Given the lack of clinical specificity of the infection caused by SARS-CoV-2, all the respiratory symptoms, all the severe forms, all the hospitalisations and all the deaths – with or without a positive test – should have been disclosed and examined in every one of the vaccine clinical and observational studies. Not only that: they – or at least one of them (preferably overall mortality) – should have been defined as clinical endpoint(s).
The fact that almost everyone now seems to believe that vaccination ‘protects from severe forms’ is solely the result of pharmaceutical marketing and government propaganda. This is precisely what has not been shown in any controlled study, not even for the test-positive severe forms (of which there have always been too few to demonstrate statistical significance), let alone for pneumonias, hospitalisations and deaths overall.
In the six-month analysis of the Pfizer/BioNTech registration study, there were more deaths in the vaccinated than in the placebo group: 20 (including 5 people who had been vaccinated after the study was unblinded) versus 14. Of course, no statistically significant conclusions can be drawn from these data. But they certainly do not point to a mortality advantage of the vaccine.
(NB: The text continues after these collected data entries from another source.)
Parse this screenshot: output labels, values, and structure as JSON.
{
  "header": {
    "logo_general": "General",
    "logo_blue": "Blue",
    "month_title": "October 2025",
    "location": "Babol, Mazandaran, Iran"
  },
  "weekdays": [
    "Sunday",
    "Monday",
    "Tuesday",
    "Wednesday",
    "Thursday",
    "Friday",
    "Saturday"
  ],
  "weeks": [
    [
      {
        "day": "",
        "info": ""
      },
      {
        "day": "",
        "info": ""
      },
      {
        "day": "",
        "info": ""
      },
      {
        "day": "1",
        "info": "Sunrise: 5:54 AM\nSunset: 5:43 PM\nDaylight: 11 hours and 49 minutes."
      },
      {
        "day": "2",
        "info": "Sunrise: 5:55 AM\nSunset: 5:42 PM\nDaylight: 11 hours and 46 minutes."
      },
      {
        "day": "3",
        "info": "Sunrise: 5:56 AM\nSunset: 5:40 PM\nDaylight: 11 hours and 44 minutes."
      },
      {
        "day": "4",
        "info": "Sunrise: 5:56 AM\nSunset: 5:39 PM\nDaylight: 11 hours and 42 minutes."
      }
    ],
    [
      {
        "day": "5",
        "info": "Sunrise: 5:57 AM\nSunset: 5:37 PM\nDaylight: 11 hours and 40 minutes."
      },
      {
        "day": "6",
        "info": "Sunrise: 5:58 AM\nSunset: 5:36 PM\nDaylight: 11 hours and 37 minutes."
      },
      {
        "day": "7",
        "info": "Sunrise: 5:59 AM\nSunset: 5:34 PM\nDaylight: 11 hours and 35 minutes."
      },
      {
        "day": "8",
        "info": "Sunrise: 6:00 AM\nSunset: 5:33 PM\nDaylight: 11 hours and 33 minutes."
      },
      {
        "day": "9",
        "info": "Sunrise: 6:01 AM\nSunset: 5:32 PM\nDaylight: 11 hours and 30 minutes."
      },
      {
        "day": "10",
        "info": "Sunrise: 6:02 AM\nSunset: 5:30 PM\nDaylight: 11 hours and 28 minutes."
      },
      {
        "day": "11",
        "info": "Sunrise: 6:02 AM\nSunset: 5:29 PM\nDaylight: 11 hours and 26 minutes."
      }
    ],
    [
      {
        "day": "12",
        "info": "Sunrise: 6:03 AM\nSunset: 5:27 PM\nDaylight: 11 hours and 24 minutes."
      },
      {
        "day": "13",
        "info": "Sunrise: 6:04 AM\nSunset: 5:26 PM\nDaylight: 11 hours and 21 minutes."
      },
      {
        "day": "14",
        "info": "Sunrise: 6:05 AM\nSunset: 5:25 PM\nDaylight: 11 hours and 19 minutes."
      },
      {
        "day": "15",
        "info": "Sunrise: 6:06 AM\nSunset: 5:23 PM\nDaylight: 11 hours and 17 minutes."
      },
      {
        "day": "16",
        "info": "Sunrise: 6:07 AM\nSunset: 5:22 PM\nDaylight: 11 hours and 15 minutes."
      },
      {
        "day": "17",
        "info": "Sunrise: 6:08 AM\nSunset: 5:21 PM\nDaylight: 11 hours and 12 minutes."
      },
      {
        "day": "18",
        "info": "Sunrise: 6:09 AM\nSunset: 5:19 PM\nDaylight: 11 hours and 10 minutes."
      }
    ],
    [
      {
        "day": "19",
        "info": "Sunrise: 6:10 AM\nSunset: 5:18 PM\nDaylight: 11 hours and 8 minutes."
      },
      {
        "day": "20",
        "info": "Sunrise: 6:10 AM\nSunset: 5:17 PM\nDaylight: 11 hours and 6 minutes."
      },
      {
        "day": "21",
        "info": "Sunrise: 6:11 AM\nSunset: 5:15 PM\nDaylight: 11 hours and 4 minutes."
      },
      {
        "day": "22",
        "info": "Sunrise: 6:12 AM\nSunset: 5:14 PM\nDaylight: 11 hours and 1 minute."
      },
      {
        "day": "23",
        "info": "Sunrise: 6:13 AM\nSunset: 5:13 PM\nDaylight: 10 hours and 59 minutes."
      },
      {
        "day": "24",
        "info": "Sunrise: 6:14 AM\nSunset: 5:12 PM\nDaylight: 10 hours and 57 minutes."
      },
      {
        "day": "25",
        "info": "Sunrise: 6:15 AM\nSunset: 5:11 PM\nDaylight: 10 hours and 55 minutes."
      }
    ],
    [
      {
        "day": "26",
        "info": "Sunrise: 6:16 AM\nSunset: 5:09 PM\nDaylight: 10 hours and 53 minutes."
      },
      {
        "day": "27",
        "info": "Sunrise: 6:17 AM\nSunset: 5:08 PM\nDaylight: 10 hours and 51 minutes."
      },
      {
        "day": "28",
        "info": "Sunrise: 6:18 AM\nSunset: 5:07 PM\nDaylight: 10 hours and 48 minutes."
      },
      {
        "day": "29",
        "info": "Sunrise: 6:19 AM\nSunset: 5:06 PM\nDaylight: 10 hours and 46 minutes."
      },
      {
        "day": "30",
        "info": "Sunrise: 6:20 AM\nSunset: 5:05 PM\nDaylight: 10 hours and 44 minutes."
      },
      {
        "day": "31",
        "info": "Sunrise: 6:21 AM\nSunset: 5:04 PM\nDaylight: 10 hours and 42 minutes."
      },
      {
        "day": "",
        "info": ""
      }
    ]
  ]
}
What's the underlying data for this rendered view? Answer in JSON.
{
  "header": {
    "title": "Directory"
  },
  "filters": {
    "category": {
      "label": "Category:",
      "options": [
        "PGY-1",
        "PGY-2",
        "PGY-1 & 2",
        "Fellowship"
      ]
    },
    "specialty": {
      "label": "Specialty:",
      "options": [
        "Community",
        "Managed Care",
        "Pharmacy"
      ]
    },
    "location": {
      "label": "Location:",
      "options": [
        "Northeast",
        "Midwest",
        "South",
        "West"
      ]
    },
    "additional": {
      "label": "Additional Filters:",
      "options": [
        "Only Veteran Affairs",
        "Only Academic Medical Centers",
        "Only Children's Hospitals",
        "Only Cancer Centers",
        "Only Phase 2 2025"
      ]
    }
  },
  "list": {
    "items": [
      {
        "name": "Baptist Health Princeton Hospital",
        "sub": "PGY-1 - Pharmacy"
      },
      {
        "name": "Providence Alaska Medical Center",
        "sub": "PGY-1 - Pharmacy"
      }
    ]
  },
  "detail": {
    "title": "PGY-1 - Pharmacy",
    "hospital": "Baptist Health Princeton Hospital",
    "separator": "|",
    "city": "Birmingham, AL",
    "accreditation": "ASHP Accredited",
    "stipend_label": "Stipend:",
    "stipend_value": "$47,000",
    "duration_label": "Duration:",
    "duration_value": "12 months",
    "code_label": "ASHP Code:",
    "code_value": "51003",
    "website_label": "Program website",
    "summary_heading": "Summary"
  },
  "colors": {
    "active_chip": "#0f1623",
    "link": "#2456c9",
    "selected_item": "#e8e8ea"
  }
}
The true clinical benefit of the Covid-19 vaccines is therefore probably zero – even before any side effects are taken into account. Because these side effects undoubtedly occur, because some of them are undoubtedly serious and potentially deadly, it must be assumed that a true clinical trial with hard endpoints (mortality or possibly also mortality combined with e.g. hospitalisation – overall, not just with a positive test!) would produce a negative result for the vaccination. Perhaps this is the reason why such a trial has not been, and is not being carried out.